Keep an Eye on E-commerce in 2017

In 2016, e-commerce startups struggled to gain momentum--One Kings Lane sold for $30 million, a small fraction of its $900 million valuation, and private e-commerce companies received the lowest amount of dollar funding since 2013. Mainstays in the e-commerce industry, like Amazon and Alibaba, powered through, however, taking with them new ventures and innovative strategies.

Amazon remains dominant in the e-commerce space and shows no signs of slacking off in 2017. The retail giant is building its presence in markets outside of its electronics and media base and currently has at least 66 million paying Prime users. The site recently added virtual Amazon Dash buttons to enable impulse purchases of frequently replenished items such as toothpaste and detergent. The physical forms of the button, which are placed throughout the home on household items such as the washing machine or the refrigerator have been available since 2015, but now virtual buttons can be found on a Prime user’s homepage.

Amazon is also looking to incorporate virtual reality into the shopping experience proven by its recent job posting seeking a creative director of VR to “envision the future of Amazon’s VR solutions.” Some retailers offer VR to see how an outfit will look on or how a chair matches other decor. Time will tell what Amazon has in store for it.

Chinese e-commerce site Alibaba has similarly innovative ideas in the pipeline for 2017. In a recent interview with CNBC, Alibaba founder Jack Ma implied they are looking to create more horizontal partnerships, rather than taking Amazon’s approach of absorbing logistics assets like warehousing and delivery systems. Alibaba reported net income of RMB 17.12 billion ($2.47 billion) with total revenue of RMB 53.25 million ($7.6 billion) for Q3 2016.

Alibaba affiliates are also experiencing significant growth and success. Local services platform provider Koubei, which was founded by Alibaba and Ant Financial (an offshoot of Alibaba) in 2015, received $1.1 billion in a recent financing round.

Alibaba hasn’t stopped there--they recently acquired Intime, a company that operates department stores and shopping malls throughout China, for $2.6 billion, giving Alibaba a foothold in offline retail with the hopes of bringing more brick and mortar sellers online.

This steady and aggressive growth from industry giants means serious hope for budding e-commerce ventures, as well as more traditional startups, as they seek funding and IPOs. Not a single e-commerce startup went public on the stock exchange in 2016, but the outlook for 2017 is much more positive, as Snapchat and other tech startups have already established IPO plans.

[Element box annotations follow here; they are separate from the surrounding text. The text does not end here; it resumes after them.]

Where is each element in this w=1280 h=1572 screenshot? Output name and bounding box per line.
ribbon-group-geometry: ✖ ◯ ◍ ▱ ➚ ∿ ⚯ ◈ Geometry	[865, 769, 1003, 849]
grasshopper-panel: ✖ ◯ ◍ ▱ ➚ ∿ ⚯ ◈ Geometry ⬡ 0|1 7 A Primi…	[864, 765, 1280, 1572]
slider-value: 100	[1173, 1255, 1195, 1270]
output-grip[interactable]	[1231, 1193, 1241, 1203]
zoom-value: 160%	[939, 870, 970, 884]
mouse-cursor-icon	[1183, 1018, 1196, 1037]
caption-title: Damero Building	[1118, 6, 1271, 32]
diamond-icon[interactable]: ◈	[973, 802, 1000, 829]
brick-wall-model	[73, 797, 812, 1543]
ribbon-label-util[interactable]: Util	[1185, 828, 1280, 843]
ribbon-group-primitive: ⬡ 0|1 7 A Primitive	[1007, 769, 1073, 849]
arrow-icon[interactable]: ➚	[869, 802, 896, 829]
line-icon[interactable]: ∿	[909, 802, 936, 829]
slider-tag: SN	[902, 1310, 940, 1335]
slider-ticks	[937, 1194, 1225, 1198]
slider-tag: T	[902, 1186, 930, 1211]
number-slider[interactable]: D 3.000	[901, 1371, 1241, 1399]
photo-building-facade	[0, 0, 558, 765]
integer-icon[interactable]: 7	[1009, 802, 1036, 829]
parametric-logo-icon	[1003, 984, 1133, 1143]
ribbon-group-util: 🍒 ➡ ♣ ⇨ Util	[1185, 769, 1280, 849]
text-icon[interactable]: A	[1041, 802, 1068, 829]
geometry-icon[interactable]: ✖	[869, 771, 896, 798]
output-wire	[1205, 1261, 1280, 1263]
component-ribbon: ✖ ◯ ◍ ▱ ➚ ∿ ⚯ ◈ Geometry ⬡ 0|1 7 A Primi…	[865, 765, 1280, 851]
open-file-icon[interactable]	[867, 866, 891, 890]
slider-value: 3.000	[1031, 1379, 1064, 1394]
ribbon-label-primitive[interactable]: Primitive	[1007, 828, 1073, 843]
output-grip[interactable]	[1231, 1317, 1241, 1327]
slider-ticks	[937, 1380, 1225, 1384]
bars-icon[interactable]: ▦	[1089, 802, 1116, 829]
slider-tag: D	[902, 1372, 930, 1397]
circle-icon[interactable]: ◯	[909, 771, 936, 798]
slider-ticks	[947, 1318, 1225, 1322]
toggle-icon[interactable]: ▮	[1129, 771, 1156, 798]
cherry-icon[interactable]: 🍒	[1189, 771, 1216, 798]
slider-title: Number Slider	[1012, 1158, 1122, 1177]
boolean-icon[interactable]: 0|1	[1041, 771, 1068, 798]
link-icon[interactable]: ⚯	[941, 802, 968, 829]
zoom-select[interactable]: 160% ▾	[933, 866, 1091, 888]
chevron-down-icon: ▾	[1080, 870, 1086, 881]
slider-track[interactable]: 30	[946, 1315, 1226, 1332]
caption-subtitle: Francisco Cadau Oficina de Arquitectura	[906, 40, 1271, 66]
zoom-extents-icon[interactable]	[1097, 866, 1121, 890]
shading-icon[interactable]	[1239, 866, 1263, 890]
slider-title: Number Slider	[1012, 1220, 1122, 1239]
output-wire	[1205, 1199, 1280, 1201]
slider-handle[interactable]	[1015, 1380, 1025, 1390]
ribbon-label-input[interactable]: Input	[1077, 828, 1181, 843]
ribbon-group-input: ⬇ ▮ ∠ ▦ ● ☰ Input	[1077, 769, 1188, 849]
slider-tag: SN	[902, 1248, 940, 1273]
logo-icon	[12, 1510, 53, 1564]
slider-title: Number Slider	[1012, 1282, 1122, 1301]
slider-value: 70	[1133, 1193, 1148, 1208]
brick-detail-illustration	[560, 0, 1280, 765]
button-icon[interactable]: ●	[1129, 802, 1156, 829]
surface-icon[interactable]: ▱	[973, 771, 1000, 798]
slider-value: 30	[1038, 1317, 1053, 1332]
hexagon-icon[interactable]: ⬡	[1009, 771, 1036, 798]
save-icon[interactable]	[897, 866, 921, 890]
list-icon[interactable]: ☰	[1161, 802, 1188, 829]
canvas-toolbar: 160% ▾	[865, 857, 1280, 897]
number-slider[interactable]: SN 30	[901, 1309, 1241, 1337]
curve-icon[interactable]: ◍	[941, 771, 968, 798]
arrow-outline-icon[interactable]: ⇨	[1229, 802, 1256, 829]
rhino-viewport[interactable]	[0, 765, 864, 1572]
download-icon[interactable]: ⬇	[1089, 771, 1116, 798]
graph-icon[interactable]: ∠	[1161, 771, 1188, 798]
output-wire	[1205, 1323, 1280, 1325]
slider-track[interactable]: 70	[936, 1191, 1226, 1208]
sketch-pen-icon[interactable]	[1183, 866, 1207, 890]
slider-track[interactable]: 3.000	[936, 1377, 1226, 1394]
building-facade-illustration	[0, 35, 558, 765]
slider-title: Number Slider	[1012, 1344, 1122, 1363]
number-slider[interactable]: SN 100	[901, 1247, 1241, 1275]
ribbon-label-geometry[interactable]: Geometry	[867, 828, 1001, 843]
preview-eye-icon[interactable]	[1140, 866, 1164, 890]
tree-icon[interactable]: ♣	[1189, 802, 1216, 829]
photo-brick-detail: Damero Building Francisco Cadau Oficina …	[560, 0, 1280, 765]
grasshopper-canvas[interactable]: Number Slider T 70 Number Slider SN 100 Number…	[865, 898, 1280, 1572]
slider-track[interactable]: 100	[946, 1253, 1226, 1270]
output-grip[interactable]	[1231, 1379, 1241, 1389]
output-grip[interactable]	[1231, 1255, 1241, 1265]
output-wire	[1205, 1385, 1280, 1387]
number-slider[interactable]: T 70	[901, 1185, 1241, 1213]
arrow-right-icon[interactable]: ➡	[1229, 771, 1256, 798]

Three young e-commerce companies were named by Recode as likely to go public this year: Casper, and StitchFix. All serve more niche industries than Alibaba and Amazon but have strong performance records and spokespeople who have alluded to possible IPOs. Casper, a New York-based “bed-in-a-box” mattress retailer, did $100 million in sales in 2015 with expected double-digit growth in 2016, may be the longest shot of the three to go public. Meanwhile, online pet supply retailer, Chewy, projected nearly $900 million in revenue for 2015 and $1.5 billion for 2017, raising over $236 million since its initial Series A investment in 2013. Stitchfix, a personal styling and retail services for women, has not gone through a fundraising round since 2014, suggesting a strong cash-generating business.

VC firms and retail giants continue to fund e-commerce startups and undertaking new concepts to drive e-commerce using automation, VR, and rapid expansion to make 2017’s outlook strong.